Вообще-то нуждаются. По крайней мере в первые десять лет жизни. Но это, наверное, изъян сродни неумению пить из чашки. Не бывает у демонов никаких «первых лет», демоны – продукт готовый, способный с момента творения действовать с максимальной эффективностью сначала в пределах своего функционала, а дальше – как пойдёт. Музыка может быть бесконечно разнообразной.

Мысли об этом тоже были неприятно близки к однажды сделанному выводу о собственном предназначении. Эльрик с выводом не согласился, и Зверь ему верил, хоть эта вера и потребовала изменить… пищевые привычки? В общем, Эльрик был прав: никто не живёт только для того, чтобы умереть. Но это правило относится к людям. А у демонов есть задача.

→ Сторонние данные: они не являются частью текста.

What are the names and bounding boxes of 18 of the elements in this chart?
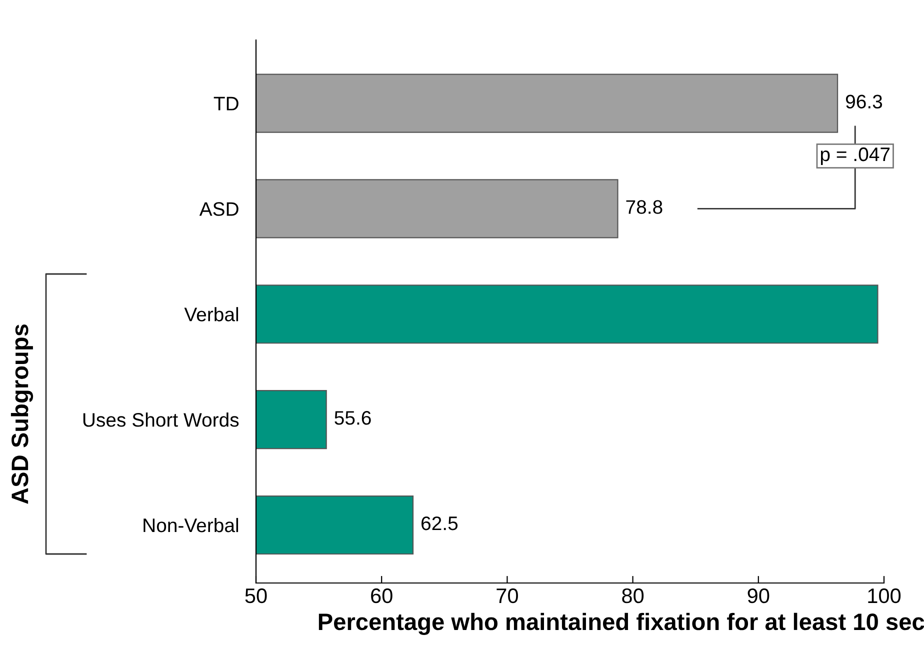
y-tick-label: Non-Verbal <box>144 518 238 532</box>
x-tick-label: 90 <box>748 588 770 604</box>
x-tick-label: 100 <box>868 588 901 604</box>
x-axis-title: Percentage who maintained fixation for at least 10 sec <box>318 612 924 635</box>
x-tick-label: 60 <box>371 588 392 604</box>
y-tick-label: Verbal <box>184 307 238 322</box>
annotation: p = .047 <box>820 147 890 166</box>
x-tick-label: 80 <box>622 588 644 604</box>
y-tick-label: Uses Short Words <box>83 412 239 427</box>
text: ASD Subgroups <box>10 324 34 504</box>
y-tick-label: TD <box>214 96 238 110</box>
y-tick-label: ASD <box>199 202 238 216</box>
data-label: 96.3 <box>846 94 882 108</box>
data-label: 55.6 <box>334 411 371 425</box>
x-tick-label: 50 <box>245 588 267 604</box>
x-tick-label: 70 <box>496 588 518 604</box>
data-label: 62.5 <box>422 516 458 530</box>
data-label: 78.8 <box>626 200 662 214</box>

Есть, правда, и развитие. Перемены. Новые сочетания нот.

Всегда неслучайные, в отличие от человеческих судеб.

Даргус не знал о Звере ничего кроме того, что тот пришёл с Эльриком. Насчёт этого он высказался в том смысле, что ангелов-хранителей не бывает, а те, что есть, очевидно, весьма неразборчивы, а в остальном прошлым своего ученика не интересовался, вопросов не задавал, о происхождении не спрашивал.

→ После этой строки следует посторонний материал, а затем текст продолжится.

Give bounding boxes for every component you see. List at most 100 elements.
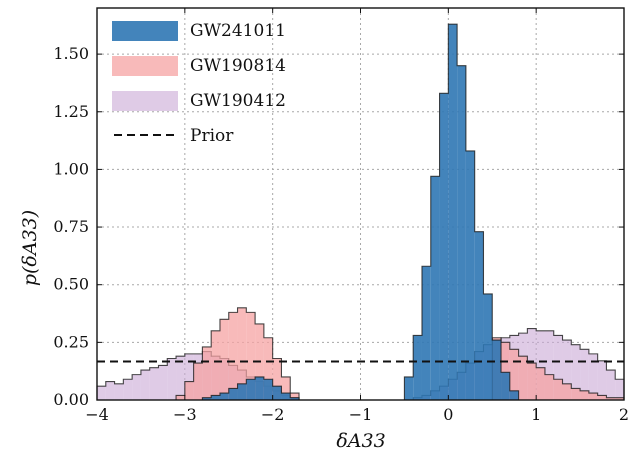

Понятно почему. Потому что происхождения не бывает. Никаких родителей, никаких семей, никакого, кстати, семейного долга. Очень удобно.

Даргус не знал и не спрашивал. Но сейчас смерил Зверя пронзительным, холодным взглядом и вдруг произнес:

– Знать людей – совсем не то же самое, что жить как человек. А жить как человек – не то же самое, что быть человеком. Я не знаю, как случилось, что вы явились на свет, не осознавая себя и свою природу, не знаю, как складывалась ваша жизнь и почему вы считали себя человеком, а не ангелом, но этот опыт уникален и недостижим ни для кого из нас. У вас, господин фон Рауб, есть шанс стать человеком по-настоящему.

Вроде бы Даргус учил его обратному, учил быть ангелом, не-человеком, вообще нетварным существом. И Зверь чуть было не спросил, как одно сочетается с другим. Но понял, о чём речь, прежде чем задал вопрос.

Быть человеком в понимании профессора не означало иметь человеческую природу. Быть человеком означало иметь человеческую душу.

Профессор Даргус идеализировал людей. Он же ни черта о них не знал, хоть и жил рядом с тех самых пор, как в Сиенуре появились первобытные племена.

– Я их ел, – сказал Зверь. – Максимум, что у меня получится – это стать каннибалом.

– Сейчас вы знаете, что это нелепый, неэффективный и неприемлемый способ добывать пропитание. Ни в каком пропитании мы не нуждаемся.

– Знаю.

Он знал. И уже умел использовать посмертные дары, не находясь в непосредственной близости от умирающего, тем более не убивая самостоятельно. Они были повсюду, смерть и жизнь пребывали в динамическом равновесии, и даже если бы Зверю по-прежнему требовалась еда, он не остался бы голодным. Но ему больше не нужно было есть. «Ex nihilo nihil fit» перестало быть законом. Рассуждения Лукреция о природе вещей, верные для тварных существ, не распространялись на нетварных. Посмертные дары нужны были, чтобы поддерживать материальную форму, лечить, защищаться от смертельных повреждений, но не для того, чтобы просто быть.

Он понимал, как это работает, профессор Даргус объяснил и, объясняя, перевернул всю сложившуюся систему представлений о законах мироздания. Понять получилось. Принять – пока нет. Зверь всегда думал, что мыслит рационально, а оказалось, что его рациональность ограничена жёсткими рамками. Досадное открытие. Разочаровывающее.

– Я всё равно хочу убивать, – признался он неожиданно для самого себя.